Burden’s roots are in Clinton, Iowa, a city of 25,000 people on the Iowa-Illinois border. He learned to play with his dad and older brother, Joe, who went on to a standout career at the University of Illinois as the younger Burden watched closely. Mark, six years Joe’s junior, was an Iowa State Junior Amateur champion himself, and winning the Iowa State Junior PGA qualified him for the Junior World Championship in San Diego. He roomed with Rick Smith, now a nationally recognized instructor, and met future college teammate Mike Forgash.

In 1975, Mark Burden landed on the roster at Duke. He played four years, was captain for two, and won’t ever forget the experience – particularly his first college start, when he warmed up between a couple of Wake Forest stalwarts, Jay Haas and Curtis Strange.
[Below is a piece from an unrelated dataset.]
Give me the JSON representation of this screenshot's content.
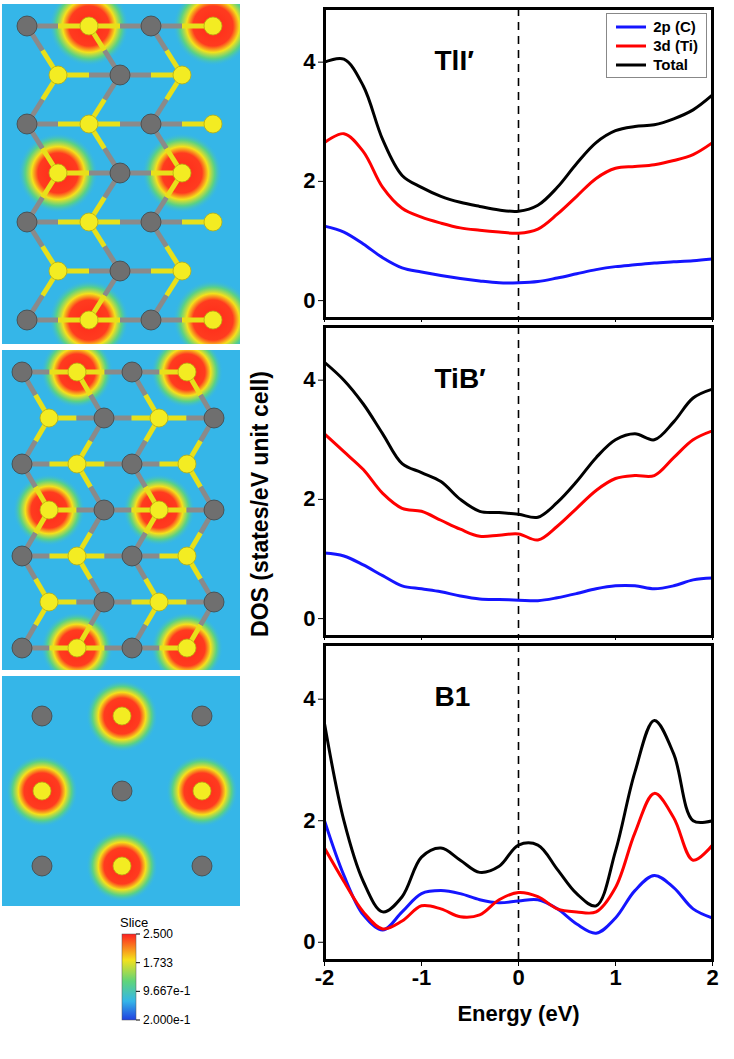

“It was a great experience,” Burden said of those years. “I struggled with my game, but it was probably the best thing that ever happened to me because you come back and fall in love with it again.”

Post-Duke, Burden, who had graduated with a degree in history, began working for Northwestern Mutual. Searching for something other than daily-fee golf, Burden fell in with a group of other young professionals and joined East Lake Golf Club in Atlanta. The course opened to walk-and-carry players at 2 p.m., for a reduced rate, so Burden and his crew would be waiting on the first tee by 1:59.

“I really got my game back there playing, it was so much fun,” he said. “I also had to kind of understand what golf is really all about and kind of put it in perspective.”

The 1980s and ‘90s were like a second wind in Burden’s golf life. “You sober up from that whole, ‘I’ve got to shoot 68 every time,’” he said, but he also scored a breakthrough at the hands of instructor Mike Adams. A few small tips clicked and Burden “started ripping it.”

The glory days of that era, pre-family life, included a trip to the 1986 U.S. Mid-Amateur, where Burden match play.

“To play really good golf, you have to be in balance,” Burden said. “What I mean by that is if you have a family, you have to be dedicated to them, you have to be grinding at the office so then golf can complement those things. You really appreciate it.”

Burden’s two sons, Quinn and Owen, were both college athletes. Quinn ran track at Georgia while Owen played four years of college golf at Furman from 2018 to 2022. Golf-dad life suited Burden so well that it moves him to tears to talk about it.

Mark Burden, right, with son Owen after Owen's recent hole-in-one (his third) in Cashiers, North Carolina. (Photo submitted)
Mark Burden, right, with son Owen after Owen’s recent hole-in-one (his third) in Cashiers, North Carolina. (Photo submitted)

In terms of this upcoming generation of players, he brags equally about Owen – who went on to earn a Master’s degree from Vanderbilt, pass his CPA exam and get a job with Ernst and Young in Charlotte, North Carolina – and Owen’s teammates and junior golf contemporaries. Burden knows all their stats and whereabouts.

He heaps praise on the junior program at Cherokee Town and Country Club in Atlanta, where Owen and his friends were welcomed into the game. Mark remains a member at Cherokee and has won the club’s senior championship eight times.

On a national scale, Burden qualified for the U.S. Senior Amateur in 2013 and 2015, making match play both times. Those are just two more chapters in Burden’s long and colorful history in a game that has shaped his life profoundly.

“The game is so special to me,” he said. “It took me from small-town Iowa to here so to me, it’s just the greatest game. It’s the best fraternity you would ever get the chance to join.”